IŞİD'i vurmanın havası
MESELE tek taraflı mı, uluslararası koalisyonla birlikte mi olacağıydı. Tek taraflı hareket bir çılgınlık olabilirdi, sonu belirsiz bir maceraya sürükleyebilirdi bizi. Sonuçta ne Suriye'ye girdik ne savaşa girdik....
MESELE tek taraflı mı, uluslararası koalisyonla birlikte mi olacağıydı.
Tek taraflı hareket bir çılgınlık olabilirdi, sonu belirsiz bir maceraya sürükleyebilirdi bizi.
Sonuçta ne Suriye'ye girdik ne savaşa girdik. Sadece koalisyonda daha aktif bir role girdik. Bazı cereyanları terse çevirmeye yetti.
En başta: ABD ile ilişkilerimizin havası değişti. Aramızdaki Suriye makası epey açılmıştı, bir parça kapandı. İzlenecek askeri politika konusunda bir orta yol bulundu demektir.
Sonra: IŞİD'e karşı kurulan uluslararası hava gücüne İncirlik Üssü açılınca, güvenli bölge ve hava korumasının önü de açıldı.
Ankara'nın uçuşa yasak bölge gibi daha ileri taleplerini tam karşılamasa da işini görecek kadar bir kazanım.
En büyük kazanımsa tek taraflı müdahale, yani kara savaşına sürüklenme tehlikesinin bertaraf edilmiş olmasıdır. O şık elendi.
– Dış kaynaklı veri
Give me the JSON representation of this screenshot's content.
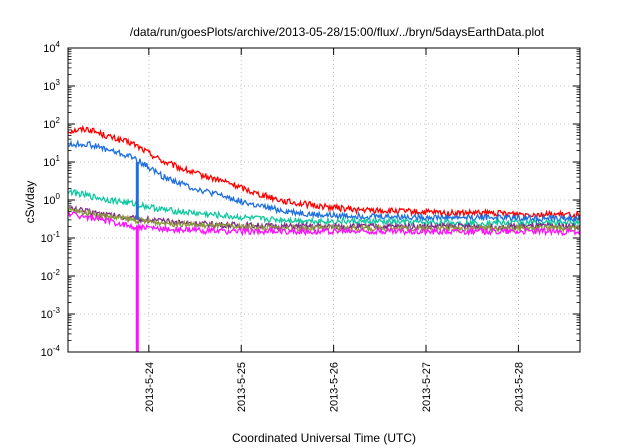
{
  "chart_data": {
    "type": "line",
    "title": "/data/run/goesPlots/archive/2013-05-28/15:00/flux/../bryn/5daysEarthData.plot",
    "xlabel": "Coordinated Universal Time (UTC)",
    "ylabel": "cSv/day",
    "xlim": [
      "2013-05-23 03:00",
      "2013-05-28 16:00"
    ],
    "ylim": [
      0.0001,
      10000
    ],
    "yscale": "log",
    "grid": true,
    "xticks": [
      "2013-5-24",
      "2013-5-25",
      "2013-5-26",
      "2013-5-27",
      "2013-5-28"
    ],
    "ytick_base": "10",
    "ytick_exponents": [
      "4",
      "3",
      "2",
      "1",
      "0",
      "-1",
      "-2",
      "-3",
      "-4"
    ],
    "series": [
      {
        "color": "#ff0000",
        "x": [
          "2013-05-23 03:00",
          "2013-05-23 08:00",
          "2013-05-23 14:00",
          "2013-05-23 20:00",
          "2013-05-24 04:00",
          "2013-05-24 12:00",
          "2013-05-24 20:00",
          "2013-05-25 04:00",
          "2013-05-25 12:00",
          "2013-05-25 20:00",
          "2013-05-26 06:00",
          "2013-05-26 18:00",
          "2013-05-27 06:00",
          "2013-05-27 18:00",
          "2013-05-28 06:00",
          "2013-05-28 16:00"
        ],
        "y": [
          65,
          75,
          45,
          30,
          10,
          5,
          3,
          1.5,
          0.9,
          0.7,
          0.55,
          0.5,
          0.45,
          0.45,
          0.42,
          0.4
        ]
      },
      {
        "color": "#1e6fe0",
        "x": [
          "2013-05-23 03:00",
          "2013-05-23 08:00",
          "2013-05-23 14:00",
          "2013-05-23 20:00",
          "2013-05-24 04:00",
          "2013-05-24 12:00",
          "2013-05-24 20:00",
          "2013-05-25 04:00",
          "2013-05-25 12:00",
          "2013-05-25 20:00",
          "2013-05-26 06:00",
          "2013-05-26 18:00",
          "2013-05-27 06:00",
          "2013-05-27 18:00",
          "2013-05-28 06:00",
          "2013-05-28 16:00"
        ],
        "y": [
          28,
          30,
          20,
          13,
          4,
          2,
          1.2,
          0.7,
          0.5,
          0.4,
          0.38,
          0.36,
          0.35,
          0.35,
          0.33,
          0.32
        ]
      },
      {
        "color": "#10c8a0",
        "x": [
          "2013-05-23 03:00",
          "2013-05-23 08:00",
          "2013-05-23 14:00",
          "2013-05-23 20:00",
          "2013-05-24 04:00",
          "2013-05-24 12:00",
          "2013-05-24 20:00",
          "2013-05-25 04:00",
          "2013-05-25 12:00",
          "2013-05-25 20:00",
          "2013-05-26 06:00",
          "2013-05-26 18:00",
          "2013-05-27 06:00",
          "2013-05-27 18:00",
          "2013-05-28 06:00",
          "2013-05-28 16:00"
        ],
        "y": [
          1.7,
          1.3,
          1.0,
          0.8,
          0.55,
          0.45,
          0.38,
          0.32,
          0.3,
          0.28,
          0.27,
          0.26,
          0.25,
          0.25,
          0.25,
          0.25
        ]
      },
      {
        "color": "#7d2a8a",
        "x": [
          "2013-05-23 03:00",
          "2013-05-23 08:00",
          "2013-05-23 14:00",
          "2013-05-23 20:00",
          "2013-05-24 04:00",
          "2013-05-24 12:00",
          "2013-05-24 20:00",
          "2013-05-25 04:00",
          "2013-05-25 12:00",
          "2013-05-25 20:00",
          "2013-05-26 06:00",
          "2013-05-26 18:00",
          "2013-05-27 06:00",
          "2013-05-27 18:00",
          "2013-05-28 06:00",
          "2013-05-28 16:00"
        ],
        "y": [
          0.6,
          0.5,
          0.4,
          0.33,
          0.27,
          0.24,
          0.22,
          0.21,
          0.2,
          0.2,
          0.2,
          0.2,
          0.2,
          0.2,
          0.2,
          0.2
        ]
      },
      {
        "color": "#8a9a3a",
        "x": [
          "2013-05-23 03:00",
          "2013-05-23 08:00",
          "2013-05-23 14:00",
          "2013-05-23 20:00",
          "2013-05-24 04:00",
          "2013-05-24 12:00",
          "2013-05-24 20:00",
          "2013-05-25 04:00",
          "2013-05-25 12:00",
          "2013-05-25 20:00",
          "2013-05-26 06:00",
          "2013-05-26 18:00",
          "2013-05-27 06:00",
          "2013-05-27 18:00",
          "2013-05-28 06:00",
          "2013-05-28 16:00"
        ],
        "y": [
          0.55,
          0.45,
          0.36,
          0.3,
          0.25,
          0.22,
          0.2,
          0.19,
          0.18,
          0.18,
          0.18,
          0.18,
          0.18,
          0.18,
          0.18,
          0.18
        ]
      },
      {
        "color": "#ff10ff",
        "x": [
          "2013-05-23 03:00",
          "2013-05-23 08:00",
          "2013-05-23 14:00",
          "2013-05-23 20:00",
          "2013-05-24 04:00",
          "2013-05-24 12:00",
          "2013-05-24 20:00",
          "2013-05-25 04:00",
          "2013-05-25 12:00",
          "2013-05-25 20:00",
          "2013-05-26 06:00",
          "2013-05-26 18:00",
          "2013-05-27 06:00",
          "2013-05-27 18:00",
          "2013-05-28 06:00",
          "2013-05-28 16:00"
        ],
        "y": [
          0.45,
          0.35,
          0.27,
          0.2,
          0.17,
          0.16,
          0.15,
          0.15,
          0.15,
          0.15,
          0.15,
          0.15,
          0.15,
          0.15,
          0.15,
          0.14
        ]
      }
    ],
    "annotations": [
      {
        "series_color": "#1e6fe0",
        "x": "2013-05-23 21:00",
        "y_from": 0.3,
        "y_to": 10
      },
      {
        "series_color": "#ff10ff",
        "x": "2013-05-23 21:00",
        "y_from": 0.0001,
        "y_to": 0.2
      }
    ]
  }
}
Türkiye ne yapacaksa koalisyon içinde yapacak. Tek başına değil. Riskleri müttefikleriyle birlikte göğüsleyecek.
* * *
En kötü senaryo, hatta kâbus senaryosu gerçekleşmedi. Ordunun komşu ülke topraklarına gireceği bir sınır ötesi kara harekâtı görünmüyor ufukta.
Üçüncü bir şık daha vardı, o oldu.
O şık, sınır güvenliğiyle sınırlı bir askeri müdahale fikriydi. Suriye içinde, F-16'larla havadan, tanklar ve toplarla sınırın bu tarafından korunan bir emniyet şeridi oluşturulmasıydı. O tarafta kara harbini ise ÖSO'ya bırakmayı kapsıyordu.
Ve nihayet: Bu opsiyonla IŞİD'i vurmak, savaş çığırtkanlarının da havasını bozdu.
'IŞİD'i niye vurmuyoruz, daha neyi bekliyoruz' diye ortalığı inletiyorlardı.
'Ne işimiz var bizim Suriye'de, neyimize bizim IŞİD'i vurmak' demeye başladılar. Dün savaş tamtamı çalanlar, 'savaşa hayır'cı kesildi birden.
Çünkü havadaki elektrik değişti. Yeni durumda PYD avantajlı konumunu kaybedecek. Bir sonucu da bu oldu.